Red staining of the treated skin was observed throughout the 7 day observation period. No oedema were observed. No erythema were observed on day 7.

Applicant's summary and conclusion

Interpretation of results:

not classified

Remarks:

Migrated information Criteria used for interpretation of results: EU

Conclusions:

FAT40543/A was shown to be non-irritant to rabbit skin. However, red staining of the skin was noted for 7 days.

Executive summary:

The study was carried out in accordance with the OECD guideline No. 404, 'Acute Dermal Irritation/Corrosion' and the EEC Directive 92/69/EEC, B.4, 'Acute Toxicity - Skin irritation.

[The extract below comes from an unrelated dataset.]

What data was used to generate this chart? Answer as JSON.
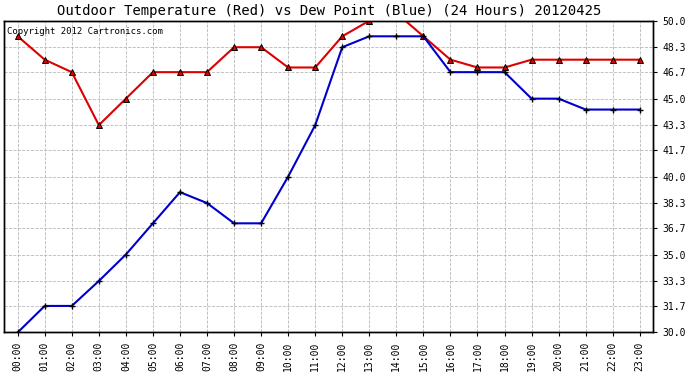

Three rabbits were exposed to 0.5 grams of FAT40543/A, applied onto clipped skin for 4 hours using a semi-occlusive dressing. Observations were made 1, 24, 48 and 72 hours and 7 days after exposure. Exposure to FAT40543/A resulted in red staining of the treated skin, and hence scoring for erythema was made impossible for the first 72 hours after application. No erythema was observed at the observation 7 days after exposure. No oedema was observed during the study. No signs of systemic intoxication were observed during the study period. Due to the absence of available scores for erythema during the first 72 hours of the study, no primary irritation index could be calculated. A repeat of the study, in which the skin was cleaned after exposure to the test substance by depilation, also allowed no conclusion to be drawn, since comparable reactions were observed in the test substance treated skin area and the control site. These reactions were considered to be caused by the depilation procedures. For the sensitisation study with the same substance (NOTOX project 162258), a preliminary irritation test was carried out in guinea pigs. In this test, to remove the staining caused by the test substance and to facilitate scoring, the treated skin was depilated. The results obtained indicate that no irritation was caused by similar concentrations of FAT40543/A after an exposure period of 24 hours. Based on the results obtained in this study and in the preliminary irritation test of the sensitisation study with the same test substance, it is concluded that no irritation is caused by FAT40543/A after 4 hours of exposure. However, red staining of the skin occurred, which persisted for at least 7 days after exposure.

CORROSION: There was no evidence of a corrosive effect on the skin

COLOURATION: Red staining of the treated skin by the test substance was observed.

TOXICITY SYMPTOMS / MORTALITY: No symptoms of systemic toxicity were observed in the animals during the test period and no mortality occurred.